Single case reports or small case series also seem to suggest that patients with severe florid hypercortisolism may develop severe, even lethal forms of infection while biochemically controlled patients may even experience asymptomatic COVID-19 [93]. Available data seem to indicate that uncontrolled hypercortisolism, as expected, is worse in the setting of COVID-19. Whether the intense medical treatment aimed at controlling hypercortisolism during COVID-19 is likely to improve the prognosis of the infection is also not known and sometimes treatment for CD is temporarily stopped when COVID-19 ensues [94].

Previously well-controlled patients with CD might also develop signs of AI during COVID-19 requiring withdrawal or dose reduction of the medical treatments for hypercortisolism and intravenous replacement with hydrocortisone [95]. The possibility of developing AI should be monitored by surrogate parameters (e.g., blood pressure, heart rate, serum electrolytes, and glucose levels) if serial cortisol measurements are not feasible. The block and replace scheme could diminish the risk of iatrogenic AI and decrease the need for frequent monitoring *[85], *[96]; though suggested by guidelines [97], prospective studies in patients with active CS developing COVID-19 are currently lacking. Nonetheless, biochemical control of hypercortisolism by ‘block and replace’ regime allowed complete recovery from infection in some cases [98], [99]. Intravenous immunoglobulins plus adequate treatment of each comorbidity was also successful in one patient [100].

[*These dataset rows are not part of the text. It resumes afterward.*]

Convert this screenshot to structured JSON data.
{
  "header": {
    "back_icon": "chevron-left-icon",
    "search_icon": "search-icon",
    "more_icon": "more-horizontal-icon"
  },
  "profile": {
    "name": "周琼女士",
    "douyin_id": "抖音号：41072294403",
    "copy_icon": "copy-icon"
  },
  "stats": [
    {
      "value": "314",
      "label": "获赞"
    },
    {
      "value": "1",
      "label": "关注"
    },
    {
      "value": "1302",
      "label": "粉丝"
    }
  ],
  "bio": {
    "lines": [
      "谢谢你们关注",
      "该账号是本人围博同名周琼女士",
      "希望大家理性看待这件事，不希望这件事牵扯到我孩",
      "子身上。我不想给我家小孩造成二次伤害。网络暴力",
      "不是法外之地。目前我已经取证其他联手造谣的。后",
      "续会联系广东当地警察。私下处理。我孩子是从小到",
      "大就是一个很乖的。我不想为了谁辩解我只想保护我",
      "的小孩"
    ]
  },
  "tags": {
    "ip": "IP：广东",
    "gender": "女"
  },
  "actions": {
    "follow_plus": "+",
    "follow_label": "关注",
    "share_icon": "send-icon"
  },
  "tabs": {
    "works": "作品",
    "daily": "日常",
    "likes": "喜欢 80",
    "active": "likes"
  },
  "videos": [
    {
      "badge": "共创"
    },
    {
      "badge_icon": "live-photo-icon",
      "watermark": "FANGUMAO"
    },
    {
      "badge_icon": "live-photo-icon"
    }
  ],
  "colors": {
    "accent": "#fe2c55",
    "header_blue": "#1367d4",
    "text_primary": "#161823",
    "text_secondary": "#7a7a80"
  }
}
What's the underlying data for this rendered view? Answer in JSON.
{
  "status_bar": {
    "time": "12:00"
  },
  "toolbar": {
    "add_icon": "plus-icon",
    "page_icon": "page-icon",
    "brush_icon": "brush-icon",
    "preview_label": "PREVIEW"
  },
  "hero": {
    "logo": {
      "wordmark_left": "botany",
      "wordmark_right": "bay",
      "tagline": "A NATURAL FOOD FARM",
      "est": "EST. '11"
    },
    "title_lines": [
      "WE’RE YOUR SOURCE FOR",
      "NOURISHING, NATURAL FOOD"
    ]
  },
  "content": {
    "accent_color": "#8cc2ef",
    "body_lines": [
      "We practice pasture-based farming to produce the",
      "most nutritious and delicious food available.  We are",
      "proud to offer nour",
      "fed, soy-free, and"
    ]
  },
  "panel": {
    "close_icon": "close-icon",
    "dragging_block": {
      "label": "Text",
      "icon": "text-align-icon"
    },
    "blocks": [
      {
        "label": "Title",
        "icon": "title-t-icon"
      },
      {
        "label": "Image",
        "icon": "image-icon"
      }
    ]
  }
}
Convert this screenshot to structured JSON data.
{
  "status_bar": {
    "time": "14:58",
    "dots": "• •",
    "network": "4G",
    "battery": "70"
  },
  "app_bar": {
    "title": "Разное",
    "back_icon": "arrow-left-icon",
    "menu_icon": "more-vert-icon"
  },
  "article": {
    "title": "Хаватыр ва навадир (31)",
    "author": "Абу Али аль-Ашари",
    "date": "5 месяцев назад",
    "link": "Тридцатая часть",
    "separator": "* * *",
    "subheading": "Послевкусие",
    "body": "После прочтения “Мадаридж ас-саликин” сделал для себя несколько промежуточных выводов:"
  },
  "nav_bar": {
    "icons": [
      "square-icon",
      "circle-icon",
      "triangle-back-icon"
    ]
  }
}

Various drug interactions should be considered between drugs used to treat hypercortisolism and COVID-19. Possible interactions are mainly related to hypoglycemia, hypokalemia and QT interval prolongation. Therefore, caution should be used when administering hydroxychloroquine, ritonavir or azithromycin and patients should be adequately monitored during treatment. Using systemic glucocorticoids as a treatment for COVID-19 in patients treated with glucocorticoid receptor antagonists (mifepristone) is likely to be less effective [101]. Medications with a stimulating effect on cytochrome P450s (e.g., tocilizumab) [102] will increase the clearance of numerous drugs, including ketoconazole, levoketoconazole and mifepristone, making dose adjustments necessary.

Remdesivir is metabolized by both cytochrome P450 (CYP) and non-CYP enzymes [103] such that drugs that induce cytochrome P450 (e.g., mitotane) might have clinical consequences related to the decreased efficacy of remdesivir. Given the high risk of thrombotic events due to the disease itself, and the procoagulant effects of COVID-19, antithrombotic prophylaxis should be introduced early in the course of the disease. Other important issues to be considered are; optimal control of diabetes mellitus (insulin therapy in uncontrolled patients, avoid metformin in severely ill patients in order to prevent lactic acidosis), need for urgent rehabilitation, risk of severe psychiatric complications, and/or debilitating persistent physical complaints. All should be adequately managed and multidisciplinary management is essential for optimal care of patients both in the acute and post-acute COVID-19 phase [104].

Hypopituitarism and adrenal insufficiency

Patients with known hypopituitarism and, in particular, those with AI have increased mortality compared to the general population and one of the leading causes of death are infections [105]. However, optimal education of the patients and increased medical staff awareness regarding the possibility of adrenal crisis during an infection can dramatically decrease the risk. Indeed, in a retrospective study based on telephonic medical interviews, AI patients adequately treated, monitored and educated reported the same prevalence of COVID-19-suggestive symptoms and disease severity as controls. They did not report adrenal crisis or need for hospitalization [106]. However, in this study the majority of cases had no laboratory confirmation of the infection.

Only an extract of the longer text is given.